You have passion and motivation, but you're still lack knowledge and creativity. Look up posts by Uncle @Bill Gulley . Listen to him and start from there. There are no short cuts unfortunately. You can shorten your learning curve by learning from other successful investors, but that's about it. 

One thing that Uncle Bill likes to say when others ask how do they make $1MM in real estate? His answer is to start with $2MM.  :-)

  1.  Building a successful RE business requires several elements. If you don't have investment capital, then you'll need to learn how to raise capital. In order to do that successfully, you need 5 things. If any one of them is missing, it won't work.
    1) Relationship
    2) Trust
    3) Results
    4) Compelling Opportunities
    5) Alignment of goals

    Let’s dig a little deeper.

    1)Relationship – Most people won’t invest with someone they don’t know. So the key is to build relationships with high net worth people who are looking to put money to work. They emphasis is on relationship. People with high net worth are very sensitive to the idea that people want something from them. They don’t want to be used, any more than you or I want to be used. So it has to be a genuine relationship.

    2) Trust - A complex psychological contract. It has many layers. There’s much more than “Are you an honest person?”

    The astute funding partner wants to know:

    • Can I trust you to ask the right questions about a project?
    • Can I trust you to put together a good plan?
    • Can I trust you to execute that plan?
    • Can I trust you to evaluate and manage risk appropriately?
    • Can I trust you to communicate in an open and transparent way?
    • Can I trust you to communicate when there is a problem?
    • Can I trust you with my money?
    • Can I trust you to hire good people?

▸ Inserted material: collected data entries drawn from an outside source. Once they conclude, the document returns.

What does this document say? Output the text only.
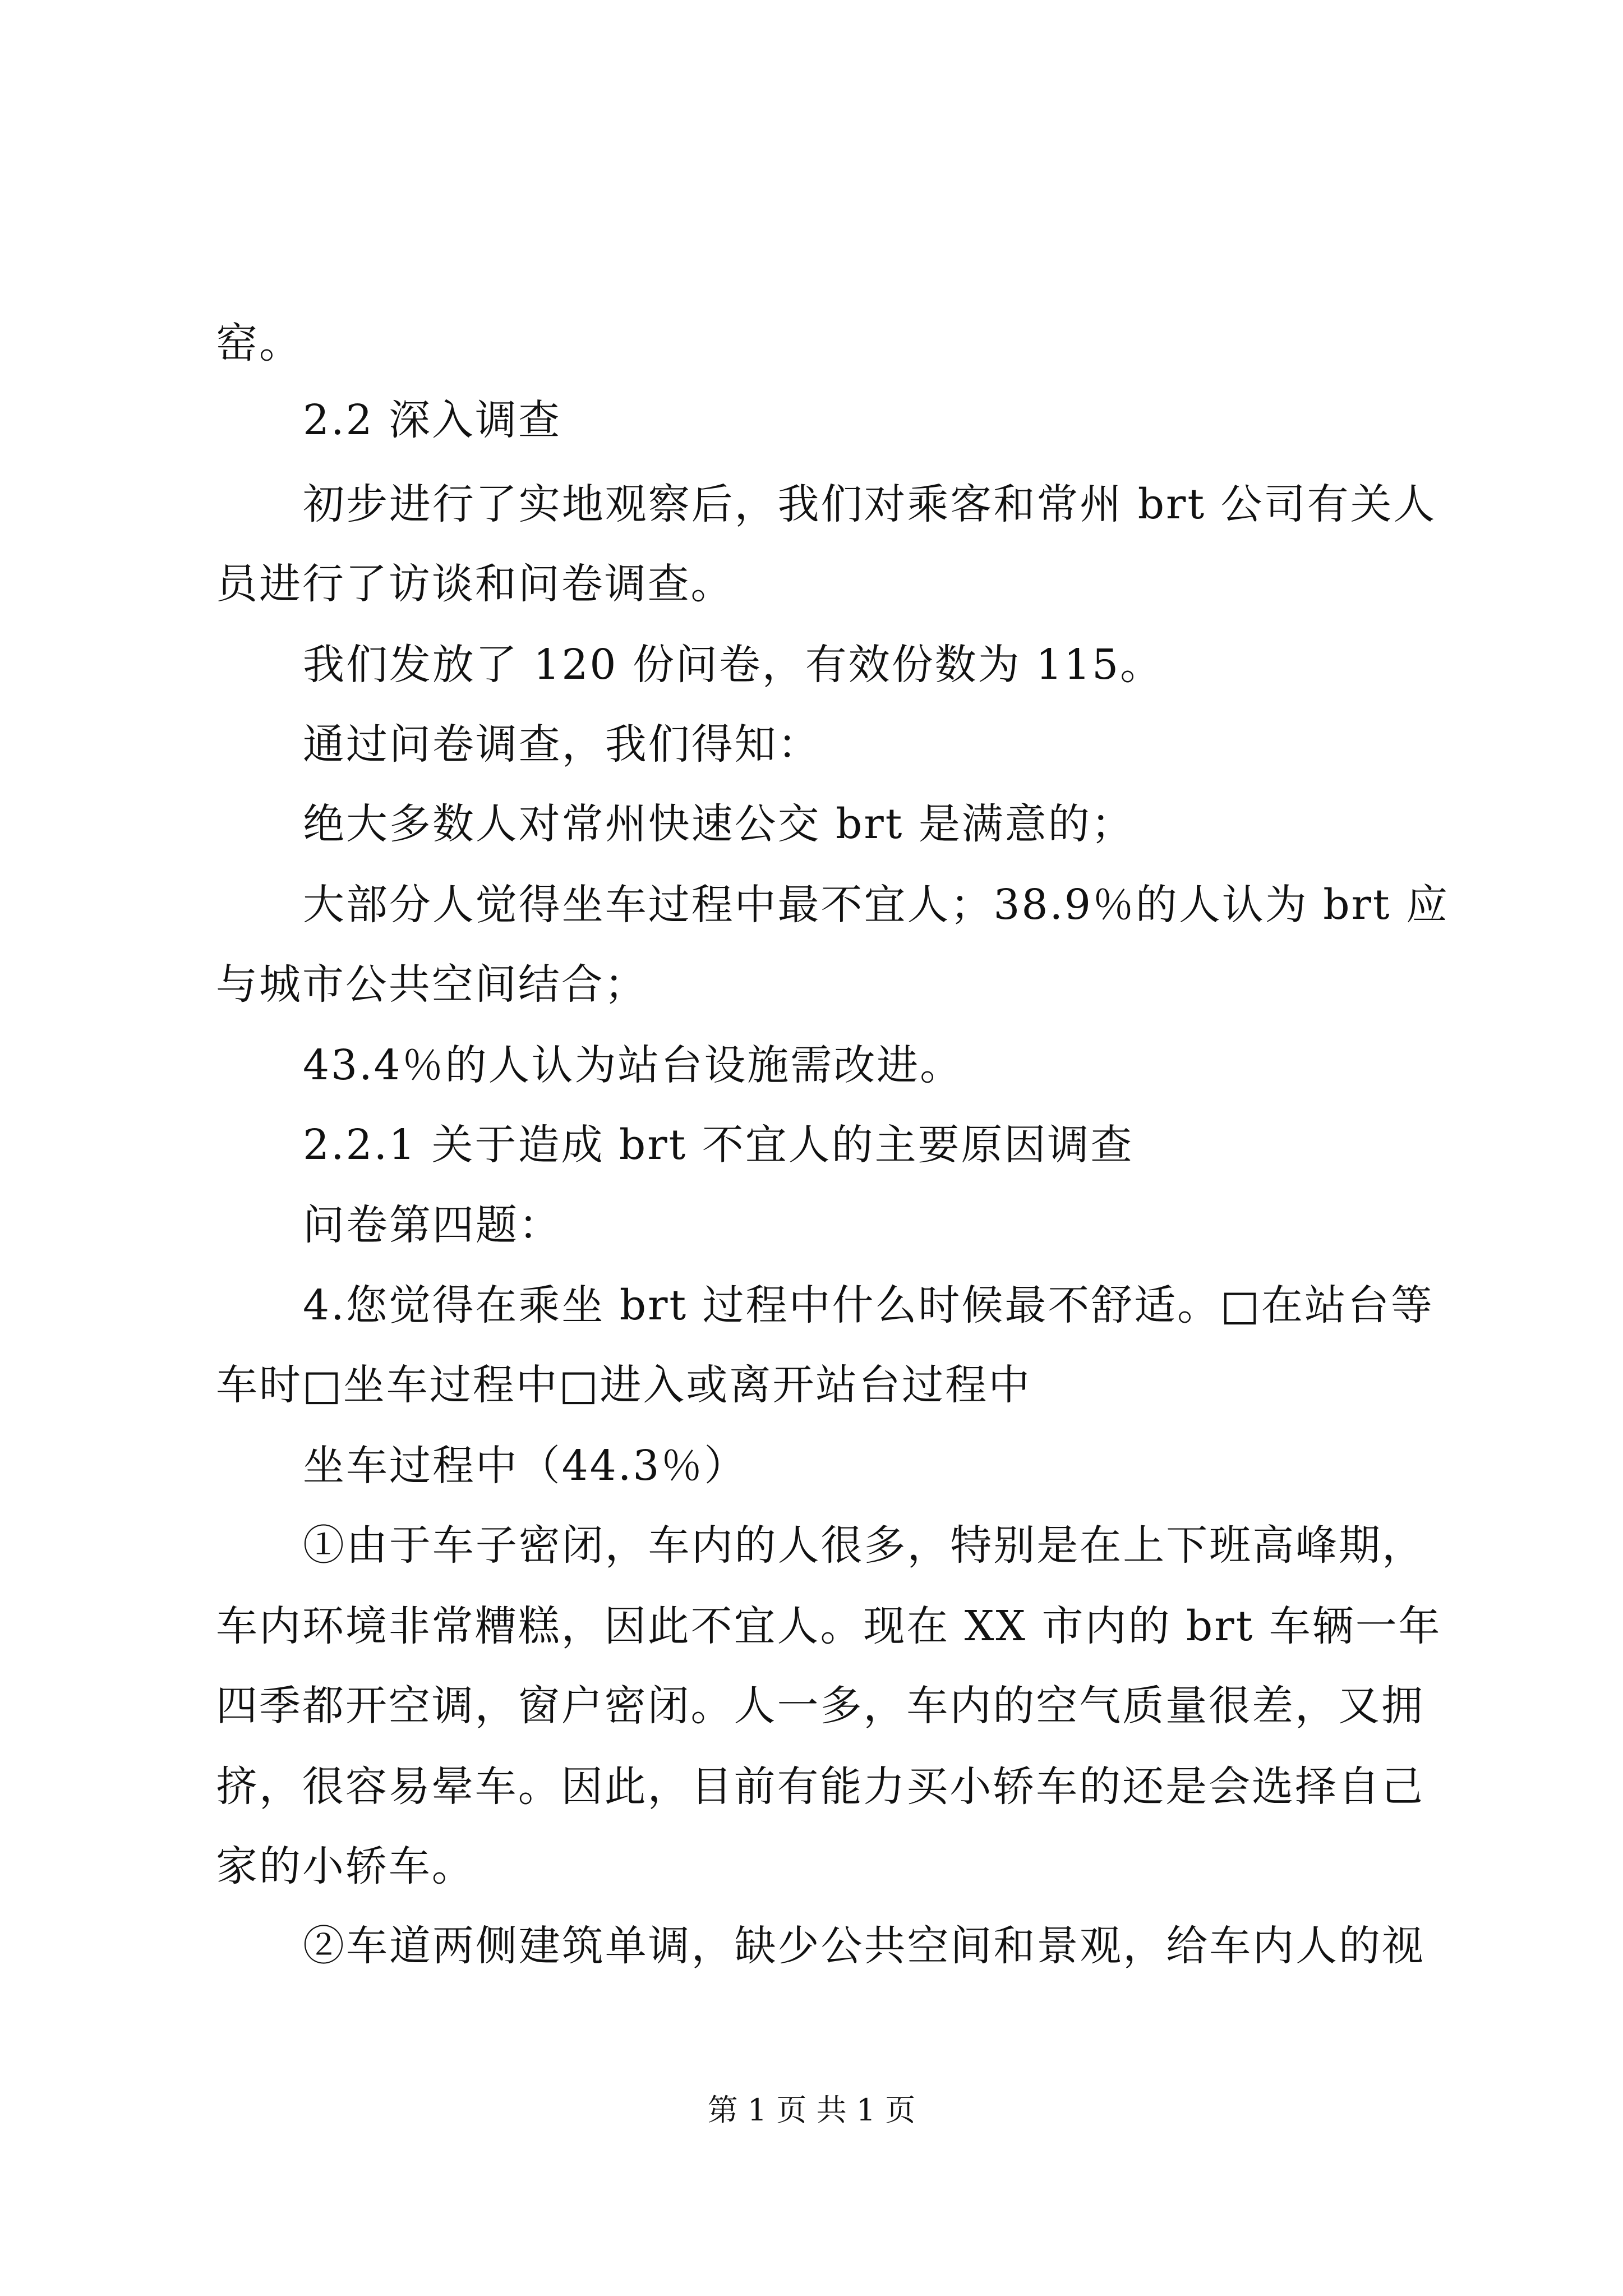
窑。
2.2 深入调查
初步进行了实地观察后，我们对乘客和常州 brt 公司有关人
员进行了访谈和问卷调查。
我们发放了 120 份问卷，有效份数为 115。
通过问卷调查，我们得知：
绝大多数人对常州快速公交 brt 是满意的；
大部分人觉得坐车过程中最不宜人；38.9％的人认为 brt 应
与城市公共空间结合；
43.4％的人认为站台设施需改进。
2.2.1 关于造成 brt 不宜人的主要原因调查
问卷第四题：
4.您觉得在乘坐 brt 过程中什么时候最不舒适。□在站台等
车时□坐车过程中□进入或离开站台过程中
坐车过程中（44.3％）
①由于车子密闭，车内的人很多，特别是在上下班高峰期，
车内环境非常糟糕，因此不宜人。现在 XX 市内的 brt 车辆一年
四季都开空调，窗户密闭。人一多，车内的空气质量很差，又拥
挤，很容易晕车。因此，目前有能力买小轿车的还是会选择自己
家的小轿车。
②车道两侧建筑单调，缺少公共空间和景观，给车内人的视
第 1 页 共 1 页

    If the answer is “no” to any of these questions, then the funding relationship will run into difficulty.

    3) Results
    What results can you show? Show me a track record of success. Show me what you’ve done, mistakes and all. Past results can often be a predictor of future results, but not always. Will you invest with someone who has lost money on eight out of their last ten projects? I wouldn’t!

    Reputation in business is part of that all-important foundation of trust. Some new investors see a dilemma in what I’m proposing. “How can I raise capital without a track record? How can I develop a track record if I can’t raise any capital?” My response to that is simple. First of all, investors prefer to invest in businesses, not the self-employed. Business is a team sport. If you’re not part of an investment business and you’re just starting, then join an established business with a track record of success. Work in that business for a period of time. You can then legitimately borrow some of their credibility and track record. While you don’t own that track record yourself, you can show that you have played a key role in successful projects. This is often enough to show a funding partner that you know what you’re doing.

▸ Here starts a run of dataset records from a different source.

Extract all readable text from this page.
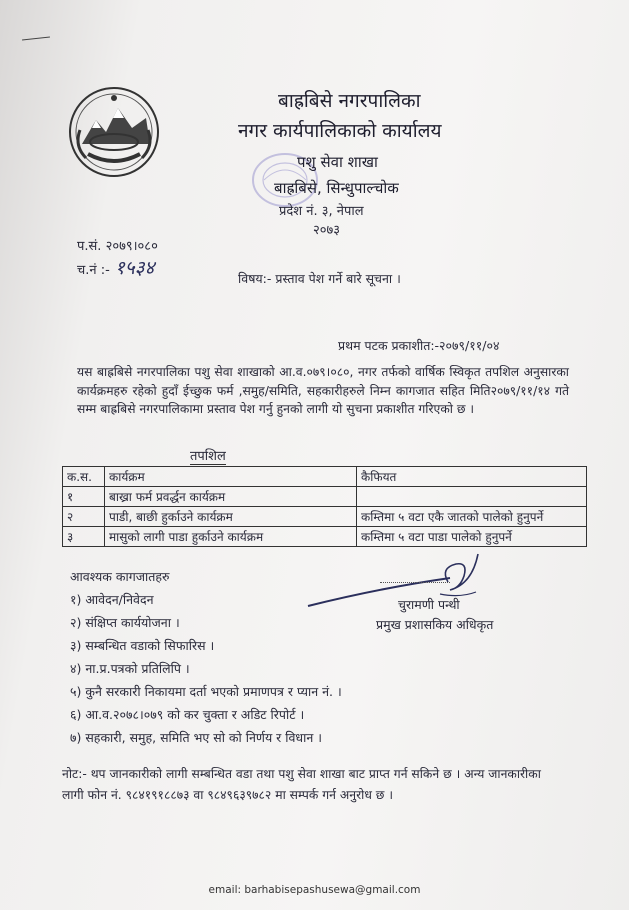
बाह्रबिसे नगरपालिका
नगर कार्यपालिकाको कार्यालय
पशु सेवा शाखा
बाह्रबिसे, सिन्धुपाल्चोक
प्रदेश नं. ३, नेपाल
२०७३
प.सं. २०७९।०८०
च.नं :- १५३४	विषय:- प्रस्ताव पेश गर्ने बारे सूचना ।
प्रथम पटक प्रकाशीत:-२०७९/११/०४
यस बाह्रबिसे नगरपालिका पशु सेवा शाखाको आ.व.०७९।०८०, नगर तर्फको वार्षिक स्विकृत तपशिल अनुसारका कार्यक्रमहरु रहेको हुदाँ ईच्छुक फर्म ,समुह/समिति, सहकारीहरुले निम्न कागजात सहित मिति२०७९/११/१४ गते सम्म बाह्रबिसे नगरपालिकामा प्रस्ताव पेश गर्नु हुनको लागी यो सुचना प्रकाशीत गरिएको छ ।
तपशिल
क.स.	कार्यक्रम	कैफियत
१	बाख्रा फर्म प्रवर्द्धन कार्यक्रम	
२	पाडी, बाछी हुर्काउने कार्यक्रम	कम्तिमा ५ वटा एकै जातको पालेको हुनुपर्ने
३	मासुको लागी पाडा हुर्काउने कार्यक्रम	कम्तिमा ५ वटा पाडा पालेको हुनुपर्ने
आवश्यक कागजातहरु
१) आवेदन/निवेदन
२) संक्षिप्त कार्ययोजना ।
३) सम्बन्धित वडाको सिफारिस ।
४) ना.प्र.पत्रको प्रतिलिपि ।
५) कुनै सरकारी निकायमा दर्ता भएको प्रमाणपत्र र प्यान नं. ।
६) आ.व.२०७८।०७९ को कर चुक्ता र अडिट रिपोर्ट ।
७) सहकारी, समुह, समिति भए सो को निर्णय र विधान ।
चुरामणी पन्थी
प्रमुख प्रशासकिय अधिकृत
नोट:- थप जानकारीको लागी सम्बन्धित वडा तथा पशु सेवा शाखा बाट प्राप्त गर्न सकिने छ । अन्य जानकारीका लागी फोन नं. ९८४१९१८८७३ वा ९८४९६३९७८२ मा सम्पर्क गर्न अनुरोध छ ।
email: barhabisepashusewa@gmail.com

    4) Compelling Deals – When a project is strong enough to generate more than 30% annualized returns, it becomes a safe project. There’s enough buffer to withstand a few mistakes, and there’s enough profit to go around and make all the partners happy.

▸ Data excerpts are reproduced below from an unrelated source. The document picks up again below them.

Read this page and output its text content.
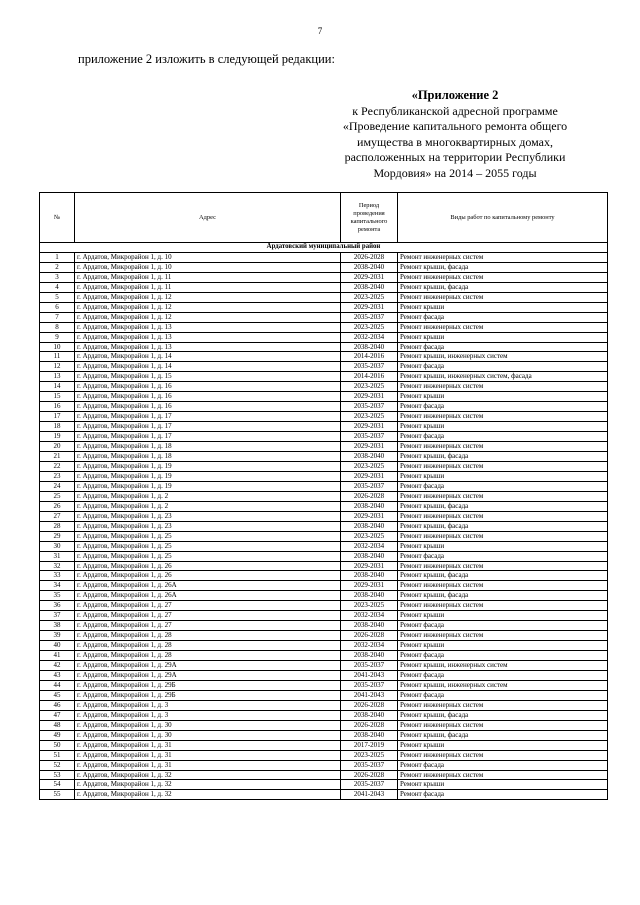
7
приложение 2 изложить в следующей редакции:
«Приложение 2
к Республиканской адресной программе
«Проведение капитального ремонта общего
имущества в многоквартирных домах,
расположенных на территории Республики
Мордовия» на 2014 – 2055 годы
№	Адрес	Период
проведения
капитального
ремонта	Виды работ по капитальному ремонту
Ардатовский муниципальный район			
1	г. Ардатов, Микрорайон 1, д. 10	2026-2028	Ремонт инженерных систем
2	г. Ардатов, Микрорайон 1, д. 10	2038-2040	Ремонт крыши, фасада
3	г. Ардатов, Микрорайон 1, д. 11	2029-2031	Ремонт инженерных систем
4	г. Ардатов, Микрорайон 1, д. 11	2038-2040	Ремонт крыши, фасада
5	г. Ардатов, Микрорайон 1, д. 12	2023-2025	Ремонт инженерных систем
6	г. Ардатов, Микрорайон 1, д. 12	2029-2031	Ремонт крыши
7	г. Ардатов, Микрорайон 1, д. 12	2035-2037	Ремонт фасада
8	г. Ардатов, Микрорайон 1, д. 13	2023-2025	Ремонт инженерных систем
9	г. Ардатов, Микрорайон 1, д. 13	2032-2034	Ремонт крыши
10	г. Ардатов, Микрорайон 1, д. 13	2038-2040	Ремонт фасада
11	г. Ардатов, Микрорайон 1, д. 14	2014-2016	Ремонт крыши, инженерных систем
12	г. Ардатов, Микрорайон 1, д. 14	2035-2037	Ремонт фасада
13	г. Ардатов, Микрорайон 1, д. 15	2014-2016	Ремонт крыши, инженерных систем, фасада
14	г. Ардатов, Микрорайон 1, д. 16	2023-2025	Ремонт инженерных систем
15	г. Ардатов, Микрорайон 1, д. 16	2029-2031	Ремонт крыши
16	г. Ардатов, Микрорайон 1, д. 16	2035-2037	Ремонт фасада
17	г. Ардатов, Микрорайон 1, д. 17	2023-2025	Ремонт инженерных систем
18	г. Ардатов, Микрорайон 1, д. 17	2029-2031	Ремонт крыши
19	г. Ардатов, Микрорайон 1, д. 17	2035-2037	Ремонт фасада
20	г. Ардатов, Микрорайон 1, д. 18	2029-2031	Ремонт инженерных систем
21	г. Ардатов, Микрорайон 1, д. 18	2038-2040	Ремонт крыши, фасада
22	г. Ардатов, Микрорайон 1, д. 19	2023-2025	Ремонт инженерных систем
23	г. Ардатов, Микрорайон 1, д. 19	2029-2031	Ремонт крыши
24	г. Ардатов, Микрорайон 1, д. 19	2035-2037	Ремонт фасада
25	г. Ардатов, Микрорайон 1, д. 2	2026-2028	Ремонт инженерных систем
26	г. Ардатов, Микрорайон 1, д. 2	2038-2040	Ремонт крыши, фасада
27	г. Ардатов, Микрорайон 1, д. 23	2029-2031	Ремонт инженерных систем
28	г. Ардатов, Микрорайон 1, д. 23	2038-2040	Ремонт крыши, фасада
29	г. Ардатов, Микрорайон 1, д. 25	2023-2025	Ремонт инженерных систем
30	г. Ардатов, Микрорайон 1, д. 25	2032-2034	Ремонт крыши
31	г. Ардатов, Микрорайон 1, д. 25	2038-2040	Ремонт фасада
32	г. Ардатов, Микрорайон 1, д. 26	2029-2031	Ремонт инженерных систем
33	г. Ардатов, Микрорайон 1, д. 26	2038-2040	Ремонт крыши, фасада
34	г. Ардатов, Микрорайон 1, д. 26А	2029-2031	Ремонт инженерных систем
35	г. Ардатов, Микрорайон 1, д. 26А	2038-2040	Ремонт крыши, фасада
36	г. Ардатов, Микрорайон 1, д. 27	2023-2025	Ремонт инженерных систем
37	г. Ардатов, Микрорайон 1, д. 27	2032-2034	Ремонт крыши
38	г. Ардатов, Микрорайон 1, д. 27	2038-2040	Ремонт фасада
39	г. Ардатов, Микрорайон 1, д. 28	2026-2028	Ремонт инженерных систем
40	г. Ардатов, Микрорайон 1, д. 28	2032-2034	Ремонт крыши
41	г. Ардатов, Микрорайон 1, д. 28	2038-2040	Ремонт фасада
42	г. Ардатов, Микрорайон 1, д. 29А	2035-2037	Ремонт крыши, инженерных систем
43	г. Ардатов, Микрорайон 1, д. 29А	2041-2043	Ремонт фасада
44	г. Ардатов, Микрорайон 1, д. 29Б	2035-2037	Ремонт крыши, инженерных систем
45	г. Ардатов, Микрорайон 1, д. 29Б	2041-2043	Ремонт фасада
46	г. Ардатов, Микрорайон 1, д. 3	2026-2028	Ремонт инженерных систем
47	г. Ардатов, Микрорайон 1, д. 3	2038-2040	Ремонт крыши, фасада
48	г. Ардатов, Микрорайон 1, д. 30	2026-2028	Ремонт инженерных систем
49	г. Ардатов, Микрорайон 1, д. 30	2038-2040	Ремонт крыши, фасада
50	г. Ардатов, Микрорайон 1, д. 31	2017-2019	Ремонт крыши
51	г. Ардатов, Микрорайон 1, д. 31	2023-2025	Ремонт инженерных систем
52	г. Ардатов, Микрорайон 1, д. 31	2035-2037	Ремонт фасада
53	г. Ардатов, Микрорайон 1, д. 32	2026-2028	Ремонт инженерных систем
54	г. Ардатов, Микрорайон 1, д. 32	2035-2037	Ремонт крыши
55	г. Ардатов, Микрорайон 1, д. 32	2041-2043	Ремонт фасада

    5) Alignment of Goals. - All money has an agenda attached to it. If the agenda for the money and the goals for the project don’t align, then don’t take the money. It won’t work in the long term.

    Let me give two examples. I have two funding partners with vastly different goals.
    • 1.One of them wants to make high rates of return on a short-term basis. They’d like to recycle their money into a different project every 90 to 120 days.
    • 2.I have another funding partner who believes that short-term projects can make high returns, but that money will sit on the sidelines between projects earning zero. He prefers to make a more modest return, but wants his money working for him in longer-term projects. His philosophy is that he will make more money and have lower risk by keeping his money at work.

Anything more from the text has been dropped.